Teenspeak: unique to Americans

This is exactly how I feel when I use it. I tend to be rather anal about getting the exact phrasing right when I’m quoting someone. And unlike print, it’s a bit harder to convey that sentiment. It’s the difference between

Jane said Tom is a jerk.
and
Jane said, “Tom is a jerk.”

So I may use “like” in the first instance, to show that it wasn’t an exact quote from Jane.

And the computer went “beepbeepbeepbeepbeepbeepbeep” and I was like, “Unnngh?!”

I learned in French class about their teenspeak. Certain words are pretty much spoken backwards. The adults have a hard time understanding.

Well, as a native of the actual Valley of which the Valley Girl is native (w00t San Fernando) I’m quite amused by the idea of teenspeak. Of course when I’m with my friends we all talk val. Of course! How could we not! And I find that when I come home from their houses I have to really work to get out of the accent. “Like ohhhhhmigod it was totally amusing…” I trail off at the end of sentences and soften all my vowels into a sort of generic (thing that is written as an upside down e phonetically; I don’t remember what it’s called). Of course, I think that students develop dialects of their own. I come from a small high school program and find that we develop words and references that I hear nowhere else. It’s an unconscious exclusion thing–we like to feel as though we’re part of a group so we have special linguistic rules that only we use.

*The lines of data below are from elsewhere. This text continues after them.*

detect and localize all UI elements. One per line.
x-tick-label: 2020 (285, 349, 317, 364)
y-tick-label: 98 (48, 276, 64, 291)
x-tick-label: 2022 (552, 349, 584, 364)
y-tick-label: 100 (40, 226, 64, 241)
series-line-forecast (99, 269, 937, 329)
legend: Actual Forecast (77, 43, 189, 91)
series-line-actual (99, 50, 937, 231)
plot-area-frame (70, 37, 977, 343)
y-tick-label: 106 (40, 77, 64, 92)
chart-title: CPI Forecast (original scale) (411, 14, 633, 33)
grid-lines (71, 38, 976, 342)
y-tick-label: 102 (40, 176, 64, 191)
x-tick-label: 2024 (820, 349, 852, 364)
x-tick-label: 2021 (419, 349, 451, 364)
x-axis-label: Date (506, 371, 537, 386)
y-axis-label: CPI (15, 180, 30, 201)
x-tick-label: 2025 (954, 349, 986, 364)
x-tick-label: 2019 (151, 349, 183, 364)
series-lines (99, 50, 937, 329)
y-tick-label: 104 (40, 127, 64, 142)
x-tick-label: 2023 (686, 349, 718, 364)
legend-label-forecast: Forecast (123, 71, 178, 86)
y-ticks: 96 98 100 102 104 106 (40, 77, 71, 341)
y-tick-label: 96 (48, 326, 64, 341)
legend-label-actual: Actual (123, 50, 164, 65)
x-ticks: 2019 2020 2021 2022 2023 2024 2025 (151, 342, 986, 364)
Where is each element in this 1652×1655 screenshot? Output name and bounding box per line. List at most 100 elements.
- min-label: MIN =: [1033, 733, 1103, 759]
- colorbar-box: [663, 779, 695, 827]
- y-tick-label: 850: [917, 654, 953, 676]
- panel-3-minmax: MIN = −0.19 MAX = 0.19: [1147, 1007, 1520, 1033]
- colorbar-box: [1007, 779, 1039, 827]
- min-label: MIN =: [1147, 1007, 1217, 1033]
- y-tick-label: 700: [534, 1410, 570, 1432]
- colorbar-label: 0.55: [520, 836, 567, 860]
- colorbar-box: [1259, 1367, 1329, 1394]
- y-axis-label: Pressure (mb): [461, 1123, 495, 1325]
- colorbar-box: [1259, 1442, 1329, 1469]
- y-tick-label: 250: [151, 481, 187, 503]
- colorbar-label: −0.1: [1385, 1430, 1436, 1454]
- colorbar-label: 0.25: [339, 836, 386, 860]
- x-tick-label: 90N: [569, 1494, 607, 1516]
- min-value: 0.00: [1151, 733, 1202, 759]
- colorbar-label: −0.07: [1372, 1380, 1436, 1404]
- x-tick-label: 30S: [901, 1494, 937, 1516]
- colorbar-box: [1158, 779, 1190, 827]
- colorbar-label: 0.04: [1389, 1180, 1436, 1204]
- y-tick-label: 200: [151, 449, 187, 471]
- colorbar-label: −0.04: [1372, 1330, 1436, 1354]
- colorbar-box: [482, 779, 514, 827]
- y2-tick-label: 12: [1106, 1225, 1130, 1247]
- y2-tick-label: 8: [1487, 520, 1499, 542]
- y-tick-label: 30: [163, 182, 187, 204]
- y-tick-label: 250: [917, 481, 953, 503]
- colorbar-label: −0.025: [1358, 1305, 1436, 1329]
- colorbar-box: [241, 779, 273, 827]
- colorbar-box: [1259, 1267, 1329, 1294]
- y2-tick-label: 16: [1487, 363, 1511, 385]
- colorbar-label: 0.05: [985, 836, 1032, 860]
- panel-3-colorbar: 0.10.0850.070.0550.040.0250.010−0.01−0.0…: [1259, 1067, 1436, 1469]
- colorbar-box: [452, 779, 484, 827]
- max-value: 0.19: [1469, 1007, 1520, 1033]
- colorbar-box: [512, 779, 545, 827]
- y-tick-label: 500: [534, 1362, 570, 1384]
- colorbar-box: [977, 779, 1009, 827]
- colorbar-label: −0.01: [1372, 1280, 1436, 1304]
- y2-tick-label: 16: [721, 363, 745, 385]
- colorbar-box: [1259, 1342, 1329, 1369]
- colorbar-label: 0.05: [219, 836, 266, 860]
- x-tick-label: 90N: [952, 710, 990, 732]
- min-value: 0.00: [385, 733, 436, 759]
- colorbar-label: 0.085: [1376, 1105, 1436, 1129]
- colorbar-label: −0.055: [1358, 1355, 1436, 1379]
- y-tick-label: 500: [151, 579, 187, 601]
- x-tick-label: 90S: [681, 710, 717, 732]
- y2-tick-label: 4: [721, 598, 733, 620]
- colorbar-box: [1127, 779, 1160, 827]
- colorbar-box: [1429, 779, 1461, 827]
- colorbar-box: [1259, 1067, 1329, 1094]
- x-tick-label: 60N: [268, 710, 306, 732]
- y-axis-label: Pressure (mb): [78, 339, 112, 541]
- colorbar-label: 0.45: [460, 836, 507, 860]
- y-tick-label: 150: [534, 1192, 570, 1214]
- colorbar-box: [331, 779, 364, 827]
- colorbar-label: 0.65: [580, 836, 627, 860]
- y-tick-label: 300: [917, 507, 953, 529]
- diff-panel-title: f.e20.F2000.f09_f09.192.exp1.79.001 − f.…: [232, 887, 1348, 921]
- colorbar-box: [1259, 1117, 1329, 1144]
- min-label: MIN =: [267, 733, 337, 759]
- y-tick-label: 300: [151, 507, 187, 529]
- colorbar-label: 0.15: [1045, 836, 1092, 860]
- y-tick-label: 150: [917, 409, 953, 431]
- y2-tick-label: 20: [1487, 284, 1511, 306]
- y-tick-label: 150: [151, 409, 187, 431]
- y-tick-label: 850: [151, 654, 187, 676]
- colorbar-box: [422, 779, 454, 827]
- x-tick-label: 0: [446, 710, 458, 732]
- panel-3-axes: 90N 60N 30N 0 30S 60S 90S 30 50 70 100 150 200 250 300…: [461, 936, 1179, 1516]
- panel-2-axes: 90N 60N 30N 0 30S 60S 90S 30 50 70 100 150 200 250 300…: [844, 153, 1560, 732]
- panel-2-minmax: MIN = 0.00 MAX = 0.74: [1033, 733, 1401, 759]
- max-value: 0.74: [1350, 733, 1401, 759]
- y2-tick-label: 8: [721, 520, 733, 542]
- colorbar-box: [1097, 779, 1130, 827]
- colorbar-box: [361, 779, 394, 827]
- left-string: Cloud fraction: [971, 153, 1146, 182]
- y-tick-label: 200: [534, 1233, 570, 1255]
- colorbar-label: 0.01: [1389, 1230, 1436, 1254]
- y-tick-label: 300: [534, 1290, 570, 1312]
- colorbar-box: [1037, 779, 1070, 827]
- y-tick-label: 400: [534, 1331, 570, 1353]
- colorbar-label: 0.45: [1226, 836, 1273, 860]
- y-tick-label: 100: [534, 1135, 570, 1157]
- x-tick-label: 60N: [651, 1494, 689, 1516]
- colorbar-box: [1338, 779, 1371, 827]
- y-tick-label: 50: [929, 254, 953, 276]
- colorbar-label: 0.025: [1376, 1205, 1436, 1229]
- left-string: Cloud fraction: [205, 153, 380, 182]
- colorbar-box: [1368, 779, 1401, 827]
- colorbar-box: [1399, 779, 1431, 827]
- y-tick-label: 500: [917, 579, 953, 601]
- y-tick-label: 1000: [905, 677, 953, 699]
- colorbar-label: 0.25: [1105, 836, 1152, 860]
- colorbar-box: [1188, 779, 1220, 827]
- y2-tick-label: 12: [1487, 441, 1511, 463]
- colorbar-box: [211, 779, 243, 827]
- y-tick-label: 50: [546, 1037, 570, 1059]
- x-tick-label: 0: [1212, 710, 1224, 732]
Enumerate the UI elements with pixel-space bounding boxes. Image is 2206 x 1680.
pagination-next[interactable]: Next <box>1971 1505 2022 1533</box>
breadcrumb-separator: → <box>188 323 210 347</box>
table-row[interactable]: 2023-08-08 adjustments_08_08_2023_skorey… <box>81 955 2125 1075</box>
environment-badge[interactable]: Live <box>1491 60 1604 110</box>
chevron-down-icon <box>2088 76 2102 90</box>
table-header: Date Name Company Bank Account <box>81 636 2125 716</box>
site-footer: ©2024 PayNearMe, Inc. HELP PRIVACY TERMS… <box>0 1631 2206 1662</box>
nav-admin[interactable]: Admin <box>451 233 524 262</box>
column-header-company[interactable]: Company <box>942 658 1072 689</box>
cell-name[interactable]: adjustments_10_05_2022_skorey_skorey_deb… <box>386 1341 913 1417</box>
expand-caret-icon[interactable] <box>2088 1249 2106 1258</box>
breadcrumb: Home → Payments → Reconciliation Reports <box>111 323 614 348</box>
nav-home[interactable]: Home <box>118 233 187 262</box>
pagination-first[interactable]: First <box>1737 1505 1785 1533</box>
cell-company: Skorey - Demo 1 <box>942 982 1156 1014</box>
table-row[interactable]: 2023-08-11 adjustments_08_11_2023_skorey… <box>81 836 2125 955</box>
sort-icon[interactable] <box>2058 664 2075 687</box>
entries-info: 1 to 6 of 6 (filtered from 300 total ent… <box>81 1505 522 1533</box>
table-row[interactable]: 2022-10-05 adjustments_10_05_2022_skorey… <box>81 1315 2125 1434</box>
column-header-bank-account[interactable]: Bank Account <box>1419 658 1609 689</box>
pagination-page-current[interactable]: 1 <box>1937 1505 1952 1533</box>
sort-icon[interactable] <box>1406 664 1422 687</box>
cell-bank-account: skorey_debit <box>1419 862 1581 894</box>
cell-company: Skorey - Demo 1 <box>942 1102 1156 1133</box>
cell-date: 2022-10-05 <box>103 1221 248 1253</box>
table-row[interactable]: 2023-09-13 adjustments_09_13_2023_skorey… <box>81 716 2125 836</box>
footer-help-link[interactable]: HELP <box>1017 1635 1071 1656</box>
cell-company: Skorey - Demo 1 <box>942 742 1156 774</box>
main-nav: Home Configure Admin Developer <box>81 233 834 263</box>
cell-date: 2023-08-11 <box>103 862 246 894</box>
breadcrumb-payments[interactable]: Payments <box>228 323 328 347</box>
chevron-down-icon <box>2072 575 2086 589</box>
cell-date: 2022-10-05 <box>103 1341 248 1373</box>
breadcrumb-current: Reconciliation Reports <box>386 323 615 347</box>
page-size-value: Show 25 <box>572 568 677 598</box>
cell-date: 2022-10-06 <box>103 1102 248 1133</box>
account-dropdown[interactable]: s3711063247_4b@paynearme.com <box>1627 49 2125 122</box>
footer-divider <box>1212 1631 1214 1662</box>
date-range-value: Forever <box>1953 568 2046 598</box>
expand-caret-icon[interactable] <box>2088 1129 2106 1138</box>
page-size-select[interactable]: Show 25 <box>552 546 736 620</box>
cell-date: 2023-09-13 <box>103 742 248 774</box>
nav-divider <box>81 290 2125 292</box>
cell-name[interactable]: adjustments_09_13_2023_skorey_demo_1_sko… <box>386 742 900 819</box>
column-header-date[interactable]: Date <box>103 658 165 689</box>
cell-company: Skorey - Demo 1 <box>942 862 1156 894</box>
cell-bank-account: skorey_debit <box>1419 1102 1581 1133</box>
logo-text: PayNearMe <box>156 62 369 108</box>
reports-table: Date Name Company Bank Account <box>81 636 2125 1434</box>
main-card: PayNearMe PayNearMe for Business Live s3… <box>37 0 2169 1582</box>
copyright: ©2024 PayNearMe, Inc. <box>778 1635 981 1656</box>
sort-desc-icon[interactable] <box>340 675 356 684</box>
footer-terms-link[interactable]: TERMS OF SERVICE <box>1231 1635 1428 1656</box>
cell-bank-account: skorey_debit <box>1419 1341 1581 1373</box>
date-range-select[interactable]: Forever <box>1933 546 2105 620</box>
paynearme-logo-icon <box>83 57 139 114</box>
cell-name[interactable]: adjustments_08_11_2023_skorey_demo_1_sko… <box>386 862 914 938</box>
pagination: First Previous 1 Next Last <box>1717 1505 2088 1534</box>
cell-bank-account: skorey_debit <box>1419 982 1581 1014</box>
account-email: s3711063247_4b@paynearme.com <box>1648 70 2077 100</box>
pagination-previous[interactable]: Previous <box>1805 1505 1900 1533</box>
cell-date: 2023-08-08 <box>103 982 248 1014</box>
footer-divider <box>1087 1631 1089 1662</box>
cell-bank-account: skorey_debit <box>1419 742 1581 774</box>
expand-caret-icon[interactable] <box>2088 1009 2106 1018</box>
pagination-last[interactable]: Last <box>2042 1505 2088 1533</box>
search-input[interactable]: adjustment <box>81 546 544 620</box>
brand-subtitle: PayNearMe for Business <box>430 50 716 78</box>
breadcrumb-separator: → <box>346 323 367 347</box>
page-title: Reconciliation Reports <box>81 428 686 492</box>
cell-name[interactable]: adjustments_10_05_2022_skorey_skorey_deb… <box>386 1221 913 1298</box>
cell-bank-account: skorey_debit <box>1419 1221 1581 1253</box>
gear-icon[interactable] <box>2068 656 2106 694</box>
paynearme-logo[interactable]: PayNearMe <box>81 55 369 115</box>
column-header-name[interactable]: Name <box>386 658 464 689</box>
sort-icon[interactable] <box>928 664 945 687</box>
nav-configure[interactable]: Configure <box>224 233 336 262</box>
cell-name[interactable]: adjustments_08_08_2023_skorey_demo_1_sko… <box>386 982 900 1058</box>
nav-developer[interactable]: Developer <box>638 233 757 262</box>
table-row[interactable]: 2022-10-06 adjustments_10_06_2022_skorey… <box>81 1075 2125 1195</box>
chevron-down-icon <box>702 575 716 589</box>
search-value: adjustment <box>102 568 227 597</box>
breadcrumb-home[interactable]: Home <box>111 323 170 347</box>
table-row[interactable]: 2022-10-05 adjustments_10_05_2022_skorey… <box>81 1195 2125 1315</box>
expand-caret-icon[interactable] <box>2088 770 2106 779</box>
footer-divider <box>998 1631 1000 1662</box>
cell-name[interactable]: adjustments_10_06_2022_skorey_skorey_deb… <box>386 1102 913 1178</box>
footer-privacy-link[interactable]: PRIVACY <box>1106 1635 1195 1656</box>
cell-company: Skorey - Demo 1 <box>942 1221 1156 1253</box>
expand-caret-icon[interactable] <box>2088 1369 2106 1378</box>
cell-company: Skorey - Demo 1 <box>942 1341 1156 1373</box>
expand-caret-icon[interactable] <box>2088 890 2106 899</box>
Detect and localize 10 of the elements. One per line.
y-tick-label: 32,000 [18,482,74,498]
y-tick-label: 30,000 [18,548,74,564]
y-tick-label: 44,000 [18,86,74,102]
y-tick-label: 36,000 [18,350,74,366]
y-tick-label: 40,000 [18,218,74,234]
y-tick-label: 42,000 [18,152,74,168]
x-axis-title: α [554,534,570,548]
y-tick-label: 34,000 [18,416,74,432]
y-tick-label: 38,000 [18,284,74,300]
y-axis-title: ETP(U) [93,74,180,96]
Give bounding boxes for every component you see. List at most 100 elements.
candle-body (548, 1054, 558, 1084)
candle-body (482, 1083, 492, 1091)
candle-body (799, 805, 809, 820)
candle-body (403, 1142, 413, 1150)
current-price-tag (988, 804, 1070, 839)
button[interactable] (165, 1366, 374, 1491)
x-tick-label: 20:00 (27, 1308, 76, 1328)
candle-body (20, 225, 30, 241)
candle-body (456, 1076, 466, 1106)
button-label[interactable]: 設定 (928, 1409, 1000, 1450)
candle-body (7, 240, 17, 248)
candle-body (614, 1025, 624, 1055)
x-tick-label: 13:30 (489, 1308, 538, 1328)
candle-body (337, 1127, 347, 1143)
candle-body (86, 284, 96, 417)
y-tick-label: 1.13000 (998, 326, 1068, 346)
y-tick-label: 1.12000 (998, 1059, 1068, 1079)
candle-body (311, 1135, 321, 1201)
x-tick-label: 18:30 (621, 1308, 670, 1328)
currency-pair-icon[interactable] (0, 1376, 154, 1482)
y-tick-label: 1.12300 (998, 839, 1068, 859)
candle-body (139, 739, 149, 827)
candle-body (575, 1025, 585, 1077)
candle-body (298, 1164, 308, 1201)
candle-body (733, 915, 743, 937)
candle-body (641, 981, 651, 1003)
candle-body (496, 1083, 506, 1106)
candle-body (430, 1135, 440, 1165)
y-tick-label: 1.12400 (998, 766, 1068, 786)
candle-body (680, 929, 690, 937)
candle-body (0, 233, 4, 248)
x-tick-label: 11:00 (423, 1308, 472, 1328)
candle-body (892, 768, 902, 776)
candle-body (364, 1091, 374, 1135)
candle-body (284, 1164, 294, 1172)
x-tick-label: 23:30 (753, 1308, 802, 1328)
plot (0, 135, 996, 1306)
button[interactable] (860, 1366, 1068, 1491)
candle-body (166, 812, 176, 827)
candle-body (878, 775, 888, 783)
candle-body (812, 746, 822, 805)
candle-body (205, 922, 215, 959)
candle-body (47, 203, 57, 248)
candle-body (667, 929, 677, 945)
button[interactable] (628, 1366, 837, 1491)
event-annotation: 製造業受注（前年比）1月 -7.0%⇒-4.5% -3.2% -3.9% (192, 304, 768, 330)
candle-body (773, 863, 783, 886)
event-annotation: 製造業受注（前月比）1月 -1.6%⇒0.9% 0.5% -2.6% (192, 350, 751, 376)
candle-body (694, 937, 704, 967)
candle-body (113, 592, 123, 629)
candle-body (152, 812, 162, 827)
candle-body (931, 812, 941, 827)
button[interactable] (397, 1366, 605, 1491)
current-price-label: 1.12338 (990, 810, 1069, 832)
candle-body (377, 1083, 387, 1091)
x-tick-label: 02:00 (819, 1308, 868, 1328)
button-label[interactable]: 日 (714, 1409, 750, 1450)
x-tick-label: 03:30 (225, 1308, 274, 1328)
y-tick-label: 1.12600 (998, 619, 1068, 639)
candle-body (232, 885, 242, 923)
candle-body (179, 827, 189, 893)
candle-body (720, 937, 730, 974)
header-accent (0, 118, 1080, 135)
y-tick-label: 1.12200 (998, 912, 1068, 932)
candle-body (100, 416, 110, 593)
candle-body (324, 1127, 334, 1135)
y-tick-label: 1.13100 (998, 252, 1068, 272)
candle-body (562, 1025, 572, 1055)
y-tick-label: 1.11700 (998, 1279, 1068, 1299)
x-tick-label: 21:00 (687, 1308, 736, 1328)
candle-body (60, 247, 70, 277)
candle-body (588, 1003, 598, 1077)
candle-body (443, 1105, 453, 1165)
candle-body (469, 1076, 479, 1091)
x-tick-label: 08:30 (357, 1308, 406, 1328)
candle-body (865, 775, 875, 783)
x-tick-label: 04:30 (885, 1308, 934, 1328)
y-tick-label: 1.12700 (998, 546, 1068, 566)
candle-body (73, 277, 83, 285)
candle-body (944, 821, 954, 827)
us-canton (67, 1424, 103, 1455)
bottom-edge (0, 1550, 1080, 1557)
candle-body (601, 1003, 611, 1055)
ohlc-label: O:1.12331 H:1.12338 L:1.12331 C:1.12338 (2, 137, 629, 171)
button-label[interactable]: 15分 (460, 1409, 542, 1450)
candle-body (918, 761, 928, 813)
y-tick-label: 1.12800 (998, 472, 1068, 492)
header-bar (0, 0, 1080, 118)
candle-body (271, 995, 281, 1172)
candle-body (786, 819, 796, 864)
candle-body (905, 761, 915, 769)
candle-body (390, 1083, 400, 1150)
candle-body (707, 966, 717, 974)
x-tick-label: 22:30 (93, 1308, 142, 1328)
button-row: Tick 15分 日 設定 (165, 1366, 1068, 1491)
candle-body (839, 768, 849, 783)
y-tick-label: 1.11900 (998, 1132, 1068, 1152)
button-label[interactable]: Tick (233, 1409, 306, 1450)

I see this also among subsets of grown-up society. Computer nerds? Helloooo? And I love reading fliers for youth events of the '60s…they had so much fun slang.

I hope to lose the val thing completely when I go off to college, though. It’s really embarrassing to be caught off my guard and say something totally vacuous like, “Shut. up. omigod.”

BTW, the “he’s all” usage being discussed? I saw that as early as '92. But, then, I’m from the Valley.